However, I doubt they have the bandwidth to manually grade thousands of assignments. Given the scale of the class, the grading is forces to be automated. It's hard to come up with such assignments and even harder to make them challenging, given an automated grading script.
1) They provide some set of data and establish rules for the competition.
2) They implement their own solution to the challenge, and that is the benchmark.
3) A "passing grade" is obtained by getting any working system.
4) The actual grading is then given on a curve, compared against their benchmark.
That said, learning what the algos are and how they work is one thing; learning how to actually apply them to real life situations is another thing. I think the class leans quite heavily towards the former, but I really love the few glimpses of the latter.

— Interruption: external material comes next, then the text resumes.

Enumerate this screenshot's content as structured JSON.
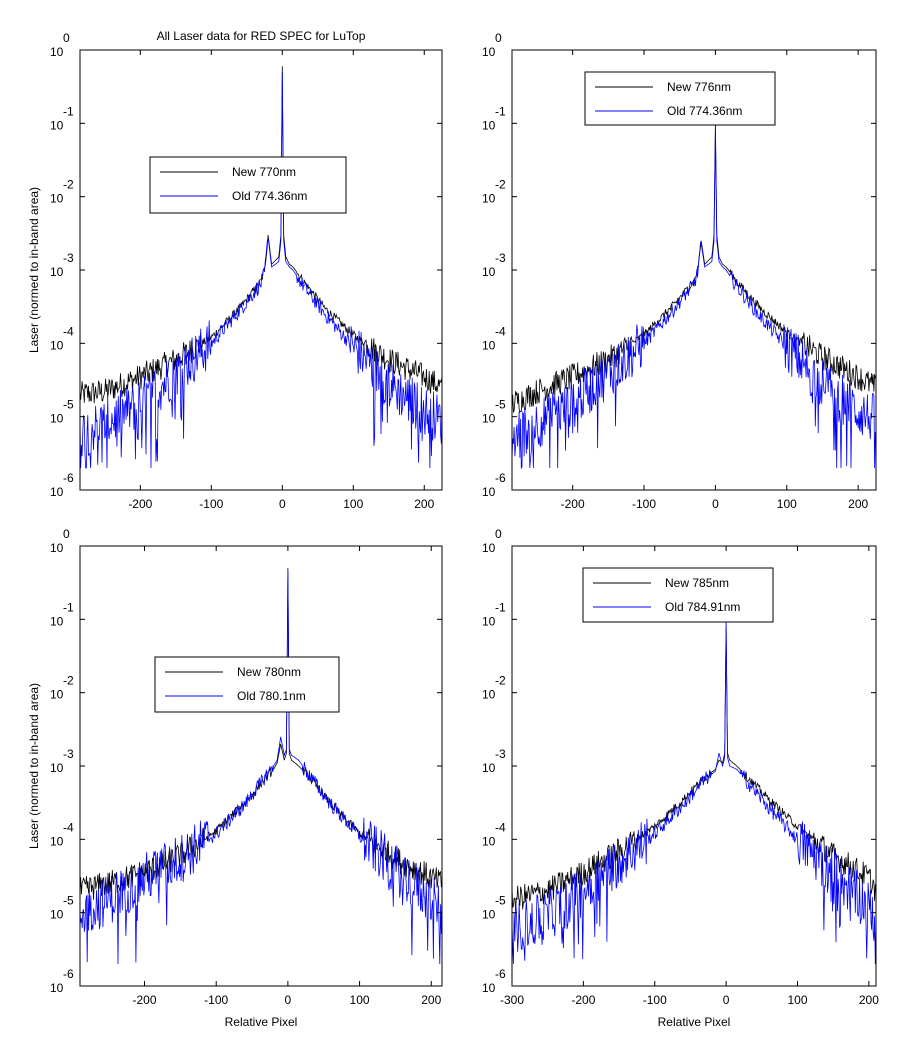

Personally, as someone who is new to the field (didn't do maths at college) & is barely fitting the classes & exercises around a fulltime workload & other things, I am glad that the programming exercises are "easy". Some of them are ridiculously easy, agreed (where 1/2 the solution is given basically verbatim in the pdf notes, and the other 1/2 in the code comments) - but for most of them I think it's enough to wrap my head around what's actually happening, especially in terms of the multiclass neural network assignment. That gives me enough foundation to try to apply them to real-world situations on my own time.
And he knew all the tricks. I don't think anyone ever beat him. And he didn't show anyone any of the solutions until after the final.
I felt like I learned more from the few minutes I spent reading those solutions than I did during the rest of the course.